Creating A 12-Step Program For Parenting
I attended my first AA meeting in college. I was there to encourage a friend who was receiving her one-year chip, a marker of being sober for 12 months. That milestone, and walking through her journey, was an emotional and memorable experience.
In fact, seeing the 12-Step program in action framed much of my life's perspective. Admitting that you're not in control, acknowledging a "higher power," and owning the wrongs you commit--these aren't just valuable ideas in the recovery process, they are important in life.
In fact, when I think about parenting, I think it's helpful to pull my situation through the 12-Step filter.
Of course, there's no parent adaptation to these steps; having kids isn't an addiction or anything close to that kind of trial, but it IS a challenge and the consuming nature of parenting benefits from 12-step principles regardless.
And so, with apologies to Bill W, I thought I'd restate the steps with a few modifications..
- We admit we are powerless to control the bumps, spills, heartaches, loneliness, outbursts, or inevitability of pre-school, elementary school, middle school, high school — that our lives as parents will always be slightly to fully unmanageable.
- We have come to believe that a power greater than ourselves could restore us to sanity.
- We make a decision to turn our will and our children's lives over to the care of Godas we understand Him.
- We make a searching and fearless moral inventory of ourselves and how we relate to our family.

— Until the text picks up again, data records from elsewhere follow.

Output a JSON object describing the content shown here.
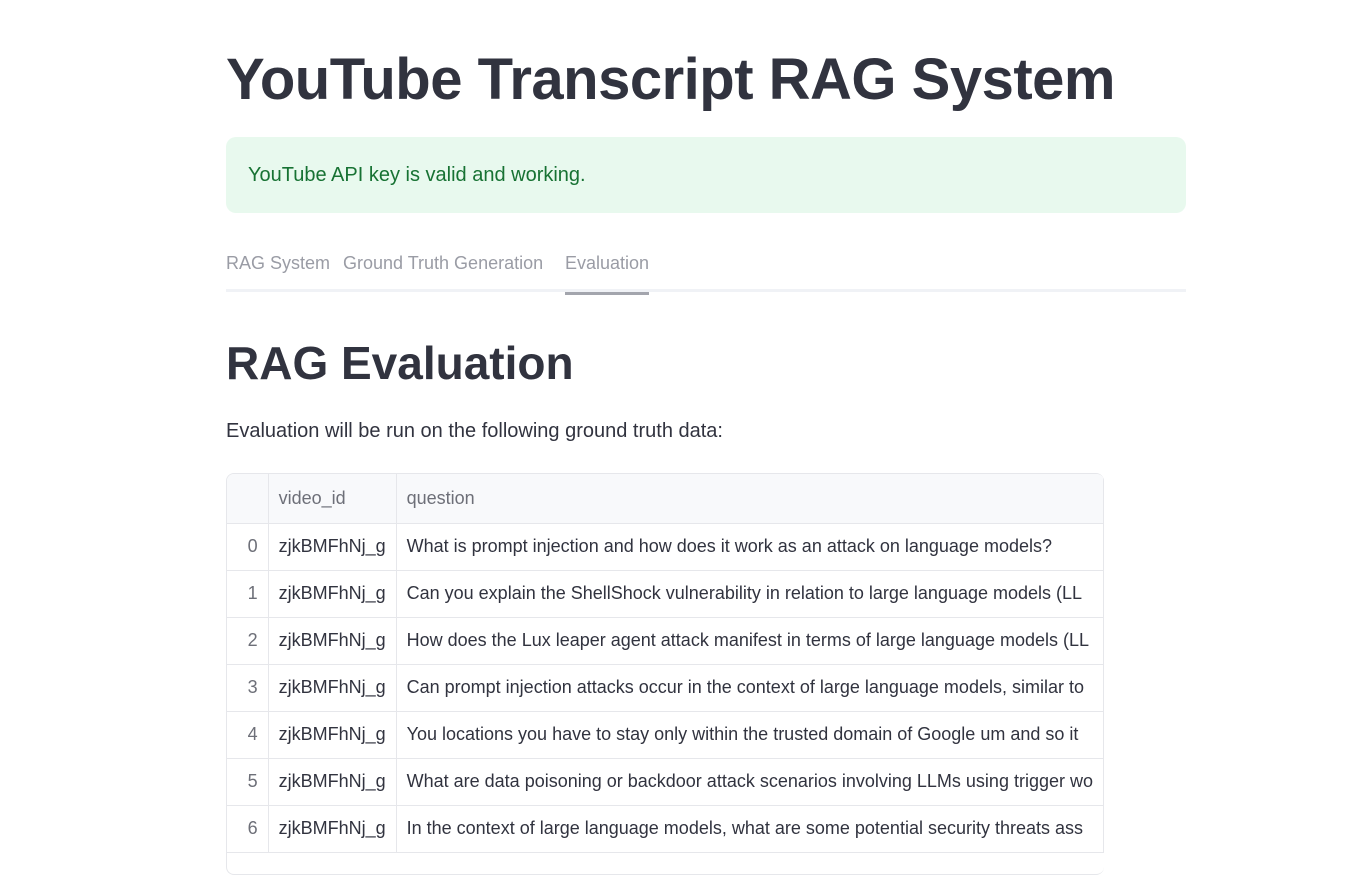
{
  "page": {
    "title": "YouTube Transcript RAG System"
  },
  "alert": {
    "message": "YouTube API key is valid and working."
  },
  "tabs": [
    {
      "label": "RAG System",
      "active": false
    },
    {
      "label": "Ground Truth Generation",
      "active": false
    },
    {
      "label": "Evaluation",
      "active": true
    }
  ],
  "evaluation": {
    "heading": "RAG Evaluation",
    "description": "Evaluation will be run on the following ground truth data:"
  },
  "table": {
    "columns": [
      "",
      "video_id",
      "question"
    ],
    "rows": [
      {
        "index": "0",
        "video_id": "zjkBMFhNj_g",
        "question": "What is prompt injection and how does it work as an attack on language models?"
      },
      {
        "index": "1",
        "video_id": "zjkBMFhNj_g",
        "question": "Can you explain the ShellShock vulnerability in relation to large language models (LL"
      },
      {
        "index": "2",
        "video_id": "zjkBMFhNj_g",
        "question": "How does the Lux leaper agent attack manifest in terms of large language models (LL"
      },
      {
        "index": "3",
        "video_id": "zjkBMFhNj_g",
        "question": "Can prompt injection attacks occur in the context of large language models, similar to"
      },
      {
        "index": "4",
        "video_id": "zjkBMFhNj_g",
        "question": "You locations you have to stay only within the trusted domain of Google um and so it"
      },
      {
        "index": "5",
        "video_id": "zjkBMFhNj_g",
        "question": "What are data poisoning or backdoor attack scenarios involving LLMs using trigger wo"
      },
      {
        "index": "6",
        "video_id": "zjkBMFhNj_g",
        "question": "In the context of large language models, what are some potential security threats ass"
      }
    ]
  }
}
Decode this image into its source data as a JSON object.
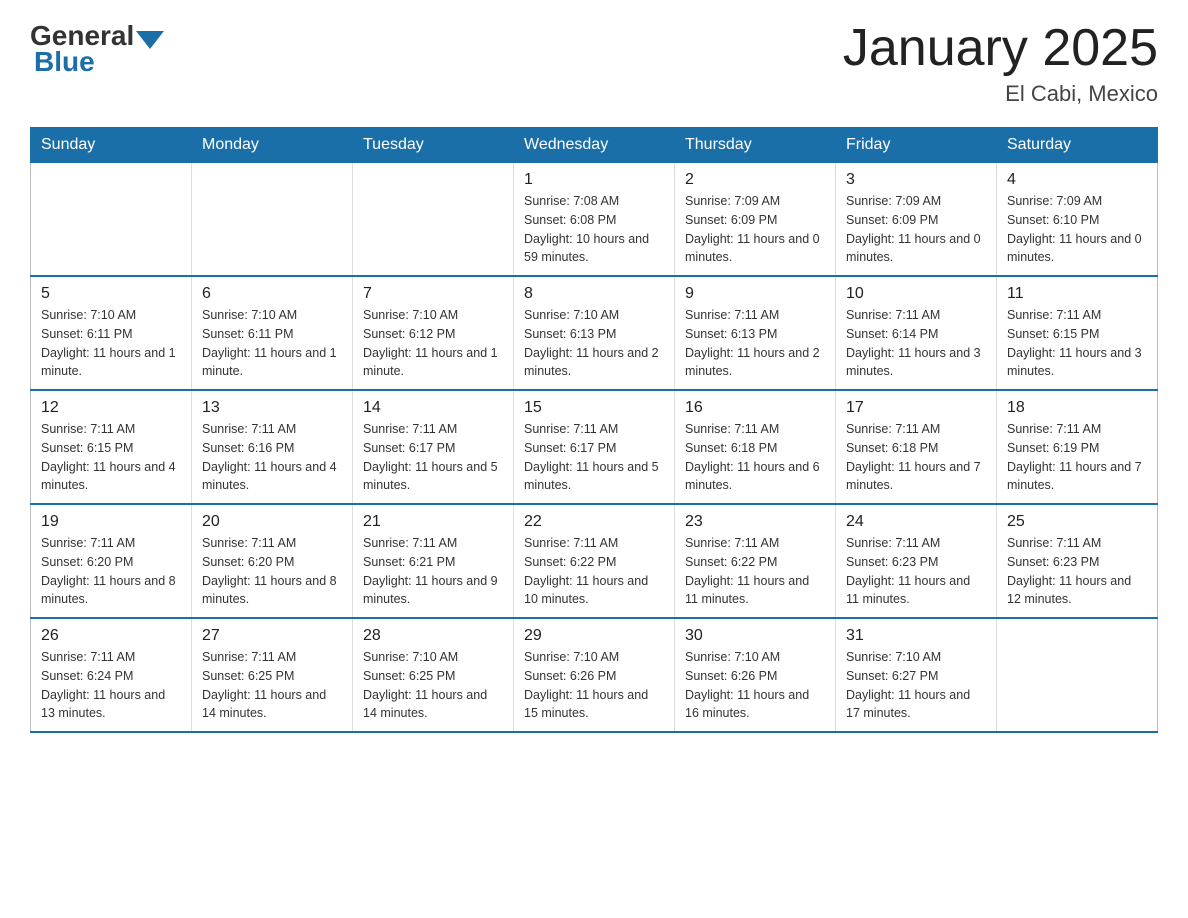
{
  "header": {
    "logo_general": "General",
    "logo_blue": "Blue",
    "title": "January 2025",
    "location": "El Cabi, Mexico"
  },
  "days_of_week": [
    "Sunday",
    "Monday",
    "Tuesday",
    "Wednesday",
    "Thursday",
    "Friday",
    "Saturday"
  ],
  "weeks": [
    [
      {
        "day": "",
        "info": ""
      },
      {
        "day": "",
        "info": ""
      },
      {
        "day": "",
        "info": ""
      },
      {
        "day": "1",
        "info": "Sunrise: 7:08 AM\nSunset: 6:08 PM\nDaylight: 10 hours and 59 minutes."
      },
      {
        "day": "2",
        "info": "Sunrise: 7:09 AM\nSunset: 6:09 PM\nDaylight: 11 hours and 0 minutes."
      },
      {
        "day": "3",
        "info": "Sunrise: 7:09 AM\nSunset: 6:09 PM\nDaylight: 11 hours and 0 minutes."
      },
      {
        "day": "4",
        "info": "Sunrise: 7:09 AM\nSunset: 6:10 PM\nDaylight: 11 hours and 0 minutes."
      }
    ],
    [
      {
        "day": "5",
        "info": "Sunrise: 7:10 AM\nSunset: 6:11 PM\nDaylight: 11 hours and 1 minute."
      },
      {
        "day": "6",
        "info": "Sunrise: 7:10 AM\nSunset: 6:11 PM\nDaylight: 11 hours and 1 minute."
      },
      {
        "day": "7",
        "info": "Sunrise: 7:10 AM\nSunset: 6:12 PM\nDaylight: 11 hours and 1 minute."
      },
      {
        "day": "8",
        "info": "Sunrise: 7:10 AM\nSunset: 6:13 PM\nDaylight: 11 hours and 2 minutes."
      },
      {
        "day": "9",
        "info": "Sunrise: 7:11 AM\nSunset: 6:13 PM\nDaylight: 11 hours and 2 minutes."
      },
      {
        "day": "10",
        "info": "Sunrise: 7:11 AM\nSunset: 6:14 PM\nDaylight: 11 hours and 3 minutes."
      },
      {
        "day": "11",
        "info": "Sunrise: 7:11 AM\nSunset: 6:15 PM\nDaylight: 11 hours and 3 minutes."
      }
    ],
    [
      {
        "day": "12",
        "info": "Sunrise: 7:11 AM\nSunset: 6:15 PM\nDaylight: 11 hours and 4 minutes."
      },
      {
        "day": "13",
        "info": "Sunrise: 7:11 AM\nSunset: 6:16 PM\nDaylight: 11 hours and 4 minutes."
      },
      {
        "day": "14",
        "info": "Sunrise: 7:11 AM\nSunset: 6:17 PM\nDaylight: 11 hours and 5 minutes."
      },
      {
        "day": "15",
        "info": "Sunrise: 7:11 AM\nSunset: 6:17 PM\nDaylight: 11 hours and 5 minutes."
      },
      {
        "day": "16",
        "info": "Sunrise: 7:11 AM\nSunset: 6:18 PM\nDaylight: 11 hours and 6 minutes."
      },
      {
        "day": "17",
        "info": "Sunrise: 7:11 AM\nSunset: 6:18 PM\nDaylight: 11 hours and 7 minutes."
      },
      {
        "day": "18",
        "info": "Sunrise: 7:11 AM\nSunset: 6:19 PM\nDaylight: 11 hours and 7 minutes."
      }
    ],
    [
      {
        "day": "19",
        "info": "Sunrise: 7:11 AM\nSunset: 6:20 PM\nDaylight: 11 hours and 8 minutes."
      },
      {
        "day": "20",
        "info": "Sunrise: 7:11 AM\nSunset: 6:20 PM\nDaylight: 11 hours and 8 minutes."
      },
      {
        "day": "21",
        "info": "Sunrise: 7:11 AM\nSunset: 6:21 PM\nDaylight: 11 hours and 9 minutes."
      },
      {
        "day": "22",
        "info": "Sunrise: 7:11 AM\nSunset: 6:22 PM\nDaylight: 11 hours and 10 minutes."
      },
      {
        "day": "23",
        "info": "Sunrise: 7:11 AM\nSunset: 6:22 PM\nDaylight: 11 hours and 11 minutes."
      },
      {
        "day": "24",
        "info": "Sunrise: 7:11 AM\nSunset: 6:23 PM\nDaylight: 11 hours and 11 minutes."
      },
      {
        "day": "25",
        "info": "Sunrise: 7:11 AM\nSunset: 6:23 PM\nDaylight: 11 hours and 12 minutes."
      }
    ],
    [
      {
        "day": "26",
        "info": "Sunrise: 7:11 AM\nSunset: 6:24 PM\nDaylight: 11 hours and 13 minutes."
      },
      {
        "day": "27",
        "info": "Sunrise: 7:11 AM\nSunset: 6:25 PM\nDaylight: 11 hours and 14 minutes."
      },
      {
        "day": "28",
        "info": "Sunrise: 7:10 AM\nSunset: 6:25 PM\nDaylight: 11 hours and 14 minutes."
      },
      {
        "day": "29",
        "info": "Sunrise: 7:10 AM\nSunset: 6:26 PM\nDaylight: 11 hours and 15 minutes."
      },
      {
        "day": "30",
        "info": "Sunrise: 7:10 AM\nSunset: 6:26 PM\nDaylight: 11 hours and 16 minutes."
      },
      {
        "day": "31",
        "info": "Sunrise: 7:10 AM\nSunset: 6:27 PM\nDaylight: 11 hours and 17 minutes."
      },
      {
        "day": "",
        "info": ""
      }
    ]
  ]
}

- We admit to God, to ourselves, and to another human being, including our children, the exact nature of our wrongs.
- We are entirely ready to have God remove all these defects of character.
- We humbly ask Him to remove our shortcomings.
- We have made a list of how we have harmed our children, and are willing to own our faults.
- We will make direct amends to our children wherever possible, and agree to attend or pay for therapy as needed.
- We will continue to take personal inventory, and when we were wrong, promptly admit it.
- Through prayer and meditation we seek to improve our conscious contact with God as we understand Him, praying only for knowledge of His will for us and our family and the power to carry that out.
- Having had a spiritual awakening as the result of these steps, we will try to carry this message to other parents, and to practice these principles in all our affairs.
The beauty of these steps is they are ACTIVE.
Your job as parent is never finished and neither is your need to "work the program."